How it works in the CMYK colour space is each of these sliders ranges from 0% to 100%. If we move the Cyan slider all the way to the right to a maximum of 100%, we of course are going to get pure 100% cyan. If we drag the Yellow slider all the way to the right to a maximum of 100%, we're going to get a mixture of 100% Cyan and 100% Yellow. And if you remember from grade school, yellow and blue makes green.
This is why I immediately think of a traditional artist mixing paint pigments together.
CMYK is used in traditional print design and traditional offset printing. The CMYK colour space is not used in web design.
Now what's interesting here is I come from a traditional art background in a traditional print design background, so my brain thinks in CMYK, even when I'm building websites and setting up images to use online. So what I wind up doing is working on RGB images, but I use CMYK sliders. So the image is inside the RGB colour space, but I'm interacting with it using CMYK sliders. So the interface is using CMYK, but the image is in the RGB color space. It just makes sense for me to work this way.
So that's how the CMYK colour space works. Now, we've got two more colour spaces left. They're a little bit more specialized. Let's go and take a look at them...
Next, Indexed colour. Have you heard of the Index colour space before? Indexed colour is a pallet of 256 colours. So images that are in the Indexed colour space can only have a maximum of 256 colours. While that may seem like a lot, that's actually not that many colours all.
Now how this works is that colours in the Indexed colour space are stored and indexed in what's called a colour lookup table, hence the name Indexed.

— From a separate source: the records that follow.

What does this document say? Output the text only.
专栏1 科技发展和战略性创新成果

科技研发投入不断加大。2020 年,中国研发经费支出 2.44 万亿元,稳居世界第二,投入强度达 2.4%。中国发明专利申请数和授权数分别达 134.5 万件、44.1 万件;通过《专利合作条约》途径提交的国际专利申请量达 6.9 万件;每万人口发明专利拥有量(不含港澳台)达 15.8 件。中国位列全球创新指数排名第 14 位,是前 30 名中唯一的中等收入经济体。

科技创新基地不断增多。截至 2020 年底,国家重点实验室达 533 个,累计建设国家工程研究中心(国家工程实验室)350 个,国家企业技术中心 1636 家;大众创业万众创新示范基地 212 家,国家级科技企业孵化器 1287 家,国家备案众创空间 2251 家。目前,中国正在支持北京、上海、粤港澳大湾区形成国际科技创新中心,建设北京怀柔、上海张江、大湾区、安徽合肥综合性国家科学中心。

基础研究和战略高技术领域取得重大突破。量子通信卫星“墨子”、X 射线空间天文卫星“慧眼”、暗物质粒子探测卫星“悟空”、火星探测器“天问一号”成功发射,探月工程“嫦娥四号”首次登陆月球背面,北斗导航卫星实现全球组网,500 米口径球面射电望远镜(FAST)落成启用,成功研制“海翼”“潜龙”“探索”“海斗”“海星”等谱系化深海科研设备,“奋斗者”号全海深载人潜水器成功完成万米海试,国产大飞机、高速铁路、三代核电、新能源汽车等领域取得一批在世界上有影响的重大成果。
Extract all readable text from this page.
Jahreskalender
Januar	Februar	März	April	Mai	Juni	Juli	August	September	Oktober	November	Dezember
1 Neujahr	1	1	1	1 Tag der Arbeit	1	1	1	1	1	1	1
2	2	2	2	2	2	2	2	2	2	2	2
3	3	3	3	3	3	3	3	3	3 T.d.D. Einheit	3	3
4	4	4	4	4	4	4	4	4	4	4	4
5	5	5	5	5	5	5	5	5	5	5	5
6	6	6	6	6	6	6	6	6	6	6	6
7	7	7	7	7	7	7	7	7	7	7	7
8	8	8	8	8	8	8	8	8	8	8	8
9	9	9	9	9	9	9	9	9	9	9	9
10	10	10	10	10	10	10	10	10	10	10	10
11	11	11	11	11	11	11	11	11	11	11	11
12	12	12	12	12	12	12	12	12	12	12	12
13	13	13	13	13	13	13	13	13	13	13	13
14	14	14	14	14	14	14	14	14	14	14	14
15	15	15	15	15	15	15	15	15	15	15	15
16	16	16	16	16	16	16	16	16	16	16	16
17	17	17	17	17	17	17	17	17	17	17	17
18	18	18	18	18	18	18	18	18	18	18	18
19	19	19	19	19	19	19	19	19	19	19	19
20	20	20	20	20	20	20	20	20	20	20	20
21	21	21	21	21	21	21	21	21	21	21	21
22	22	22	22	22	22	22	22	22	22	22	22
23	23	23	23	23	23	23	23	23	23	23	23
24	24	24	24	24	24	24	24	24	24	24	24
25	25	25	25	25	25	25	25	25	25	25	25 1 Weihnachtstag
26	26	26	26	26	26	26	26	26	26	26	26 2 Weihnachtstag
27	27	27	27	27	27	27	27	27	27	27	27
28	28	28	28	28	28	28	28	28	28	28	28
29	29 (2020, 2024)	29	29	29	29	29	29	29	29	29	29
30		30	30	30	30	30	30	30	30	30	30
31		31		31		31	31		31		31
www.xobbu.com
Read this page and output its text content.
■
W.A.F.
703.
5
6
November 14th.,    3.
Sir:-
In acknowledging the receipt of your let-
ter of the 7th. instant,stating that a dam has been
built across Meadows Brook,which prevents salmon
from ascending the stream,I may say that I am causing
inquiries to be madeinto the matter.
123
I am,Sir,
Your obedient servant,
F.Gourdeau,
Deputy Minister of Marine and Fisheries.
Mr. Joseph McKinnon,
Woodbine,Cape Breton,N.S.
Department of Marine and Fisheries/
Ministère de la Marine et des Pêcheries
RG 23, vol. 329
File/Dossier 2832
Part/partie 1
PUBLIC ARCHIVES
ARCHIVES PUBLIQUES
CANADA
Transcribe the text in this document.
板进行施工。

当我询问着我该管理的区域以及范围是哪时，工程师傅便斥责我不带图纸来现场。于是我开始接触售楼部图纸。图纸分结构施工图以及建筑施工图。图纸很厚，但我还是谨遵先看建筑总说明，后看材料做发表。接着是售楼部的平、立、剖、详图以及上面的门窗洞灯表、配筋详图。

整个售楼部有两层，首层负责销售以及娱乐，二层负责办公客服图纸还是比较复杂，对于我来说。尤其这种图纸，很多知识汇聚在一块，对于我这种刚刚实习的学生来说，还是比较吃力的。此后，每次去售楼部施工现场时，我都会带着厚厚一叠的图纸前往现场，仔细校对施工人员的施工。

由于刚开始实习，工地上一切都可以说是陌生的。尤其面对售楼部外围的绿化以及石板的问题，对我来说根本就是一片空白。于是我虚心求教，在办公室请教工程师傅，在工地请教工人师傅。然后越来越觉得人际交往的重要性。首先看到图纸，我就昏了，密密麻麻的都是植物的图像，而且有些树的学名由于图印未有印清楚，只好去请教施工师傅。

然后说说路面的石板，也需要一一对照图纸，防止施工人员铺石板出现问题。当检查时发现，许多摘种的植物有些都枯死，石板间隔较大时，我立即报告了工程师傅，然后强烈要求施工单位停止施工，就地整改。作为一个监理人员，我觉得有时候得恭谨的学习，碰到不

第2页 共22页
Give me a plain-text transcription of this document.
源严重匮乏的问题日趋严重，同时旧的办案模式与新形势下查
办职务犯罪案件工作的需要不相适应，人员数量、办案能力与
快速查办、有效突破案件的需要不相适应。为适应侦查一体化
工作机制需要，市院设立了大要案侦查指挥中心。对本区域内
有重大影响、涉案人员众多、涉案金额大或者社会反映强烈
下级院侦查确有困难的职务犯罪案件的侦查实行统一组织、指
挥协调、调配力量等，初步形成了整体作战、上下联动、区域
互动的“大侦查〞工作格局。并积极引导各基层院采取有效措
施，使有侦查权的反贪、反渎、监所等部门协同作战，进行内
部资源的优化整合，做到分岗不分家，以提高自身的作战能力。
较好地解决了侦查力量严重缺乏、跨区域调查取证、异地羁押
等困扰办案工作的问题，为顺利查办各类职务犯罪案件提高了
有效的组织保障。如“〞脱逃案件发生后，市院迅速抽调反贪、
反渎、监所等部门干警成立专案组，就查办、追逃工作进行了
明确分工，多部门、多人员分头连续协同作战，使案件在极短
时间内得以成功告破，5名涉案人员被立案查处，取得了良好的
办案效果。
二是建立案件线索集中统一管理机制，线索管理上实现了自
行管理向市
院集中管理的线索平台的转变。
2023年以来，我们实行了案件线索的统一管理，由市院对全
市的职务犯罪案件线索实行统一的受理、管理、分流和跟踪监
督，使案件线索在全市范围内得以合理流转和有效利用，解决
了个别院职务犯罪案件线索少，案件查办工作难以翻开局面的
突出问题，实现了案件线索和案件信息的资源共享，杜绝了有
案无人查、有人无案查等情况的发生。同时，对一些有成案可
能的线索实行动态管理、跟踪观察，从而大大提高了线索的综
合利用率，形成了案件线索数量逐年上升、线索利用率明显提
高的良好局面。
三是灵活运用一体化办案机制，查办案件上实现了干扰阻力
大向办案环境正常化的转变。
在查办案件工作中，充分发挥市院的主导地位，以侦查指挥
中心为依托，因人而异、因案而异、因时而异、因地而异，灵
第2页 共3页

If you want to navigate over to Wikipedia -- and I'll leave a link for you in the show notes -- take a look at the table over on the right hand side -- that's a colour lookup table. It's like a legend on a map. It almost looks like a paint by numbers, doesn't it?
The two graphic file formats that I want to mention that are used in web design that use the Index colour space are GIF and PNG. So GIF and PNG files are both making use of the Indexed colour space.
If you'd like to know more about GIF, PNG, and some other graphic file formats that you can use in web design, check the show notes. I will be publishing lots of content on those subjects, so I'll add some links for you in the show notes as those lessons get published.
Alright, we've got one more colour space to go, Grayscale. Let's go and check it out.
Last but not least, we ahve the Grayscale colour space. This colour space is simply made up of shades of gray -- so solid black, solid white, and shades of gray. So in Photoshop, back in the Color palette, you can set it to a Grayscale slider (via the palette menu), and now you just get a single slider that ranges from 0% or pure white all the way to 100% or pure black.
So every pixel in a Grayscale image has a brightness value ranging from pure white to pure black. That's how it works.
Now, while it's great to have Grayscale as a colour space, truthfully you'll rarely use it. Instead, what I do if I want to have a black and white or a Grayscale image is I use some non-destructive techniques and methods in Photoshop to create a Grayscale effect on a full-colour image. This way, I can always dial back to the original full-colour image if I want to.
Anyway, that really wraps up our look at the four most common colour spaces in graphics.
I hope you enjoyed -- I hope you now know and understand a little bit more about colour spaces. Now you know a little bit about RGB, CMYK, Indexed colour, and the Grayscale colour space...and when you may want to use each.
The two important ones are RGB and CMYK. It's important to understand the difference between these two -- one's used in web design, the other's used in print design. One's used for anything that's displayed on a screen, the other's used in anything that's printed on a page. That's the gist.
Now there are other colour spaces in addition to these, but they get much more specialized. There's one called Lab. There's another called Duotone. There are a few others too, but we've nailed the important ones here.